Dianchi bullhead
- Conservation status: Critically Endangered (IUCN 3.1)

Scientific classification
- Kingdom: Animalia
- Phylum: Chordata
- Class: Actinopterygii
- Division: Teleostei
- Order: Siluriformes
- Family: Bagridae
- Genus: Tachysurus
- Species: T. medianalis
- Binomial name: Tachysurus medianalis (Regan, 1904)
- Synonyms: Macrones medianalis Regan, 1904 ; Leiocassis medianalis (Regan, 1904) ; Pseudobagrus medianalis (Regan, 1904) ;

= Dianchi bullhead =

- Authority: (Regan, 1904)
- Conservation status: CR

Species of fish

The Dianchi bullhead, Tachysurus medianalis, is a species of catfish in the family Bagridae.
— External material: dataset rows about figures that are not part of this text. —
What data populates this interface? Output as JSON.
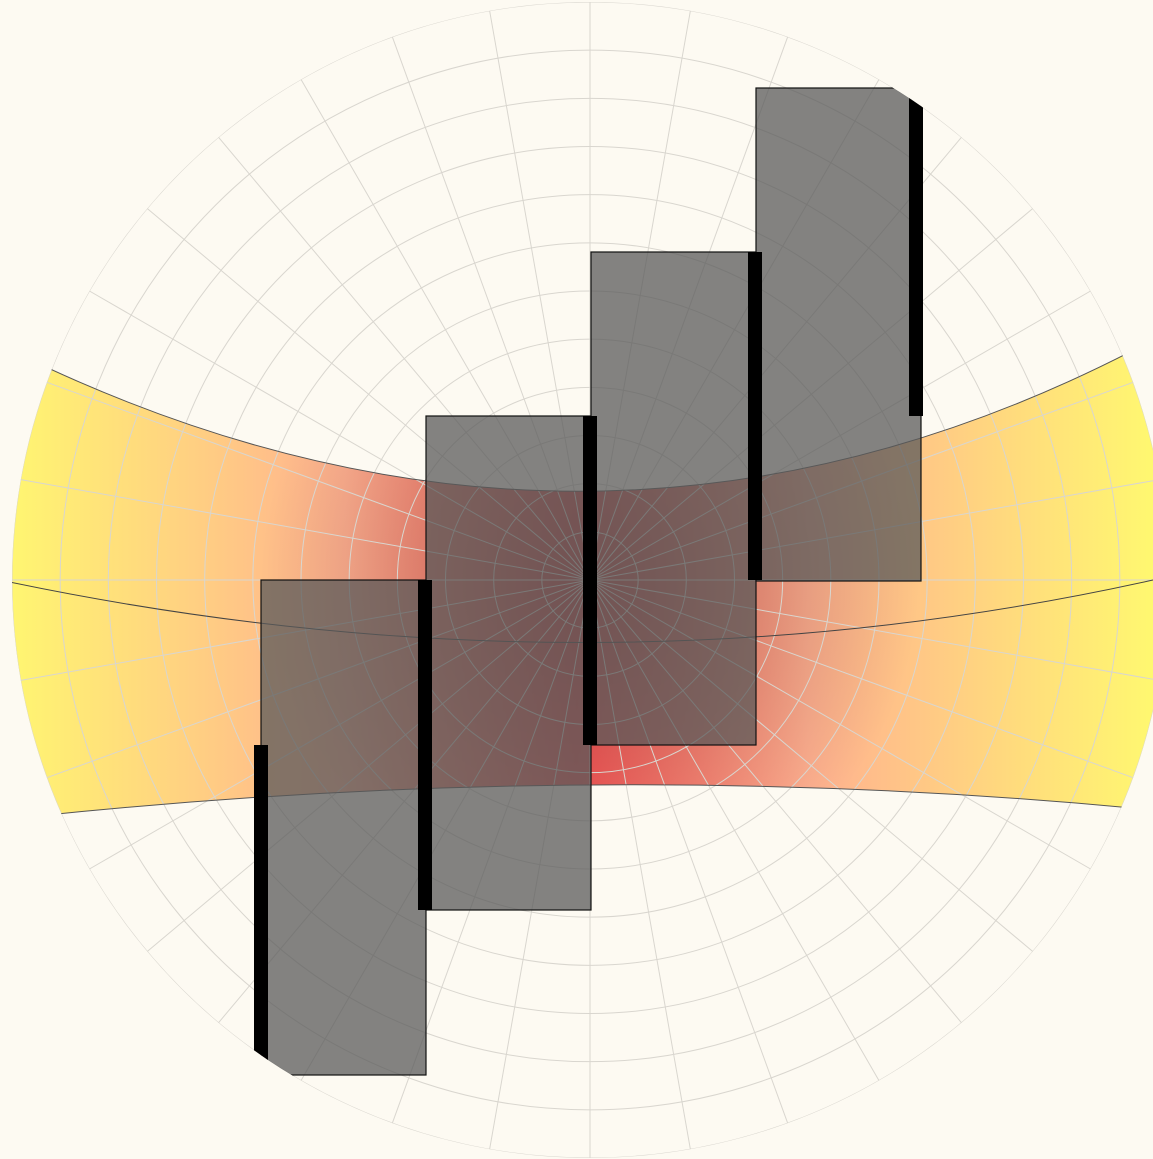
{
  "colors": {
    "background": "#fdfaf2",
    "grid": "#d9d6cf",
    "band_edge": "#fff870",
    "band_center": "#ff5a5a",
    "block_fill": "#5a5a5a",
    "bar": "#000000"
  },
  "grid": {
    "rings": 12,
    "spokes": 36
  },
  "blocks": [
    {
      "id": "block-1",
      "step": 1
    },
    {
      "id": "block-2",
      "step": 2
    },
    {
      "id": "block-3",
      "step": 3
    },
    {
      "id": "block-4",
      "step": 4
    },
    {
      "id": "block-5",
      "step": 5
    }
  ]
}
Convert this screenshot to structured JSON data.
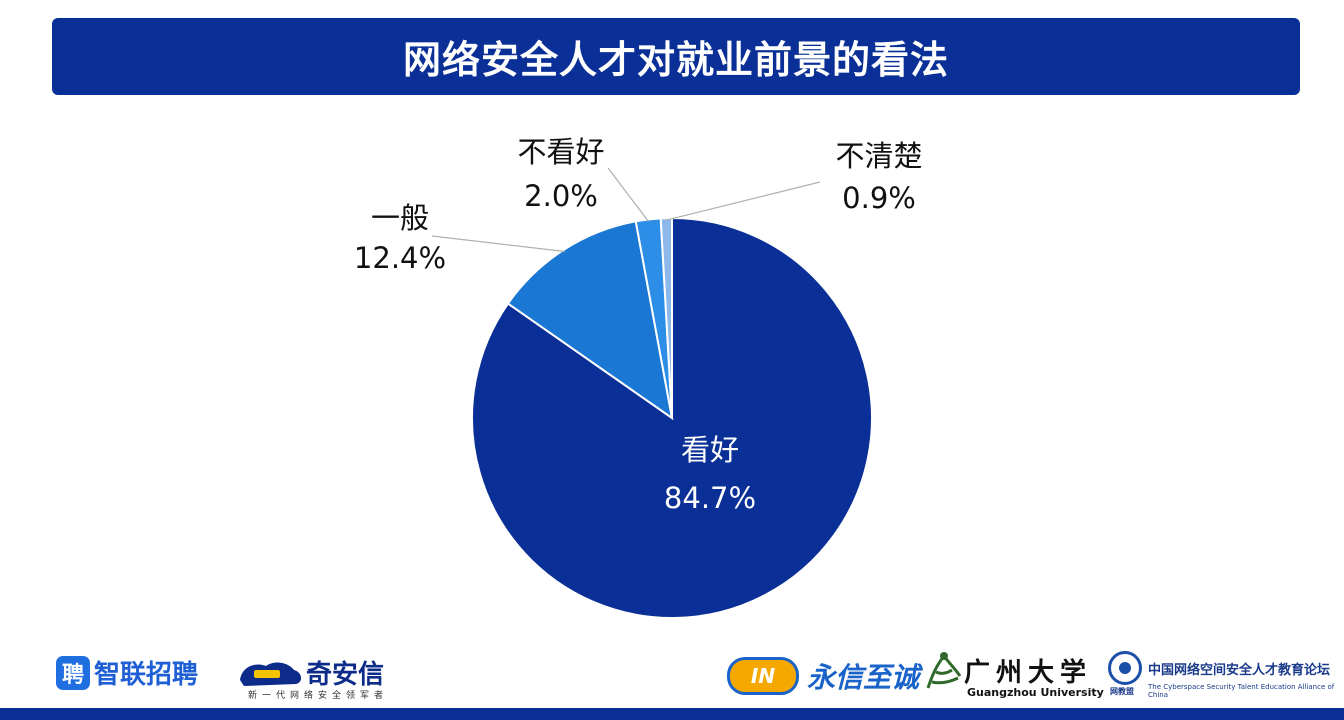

It is endemic to the Lake Dianchi basin in Yunnan, China. It can grow to 20 cm TL. It is a cryptic, benthic fish that hides during the daytime and forages on small fishes and aquatic invertebrates at night.

==Habitat and conservation==
This species was once a common fish in Lake Dianchi, but is now mainly restricted to spring systems draining to the lake. This habitat is under threat from pollution and from conversion into fish ponds. An ex-situ conservation effort has been planned.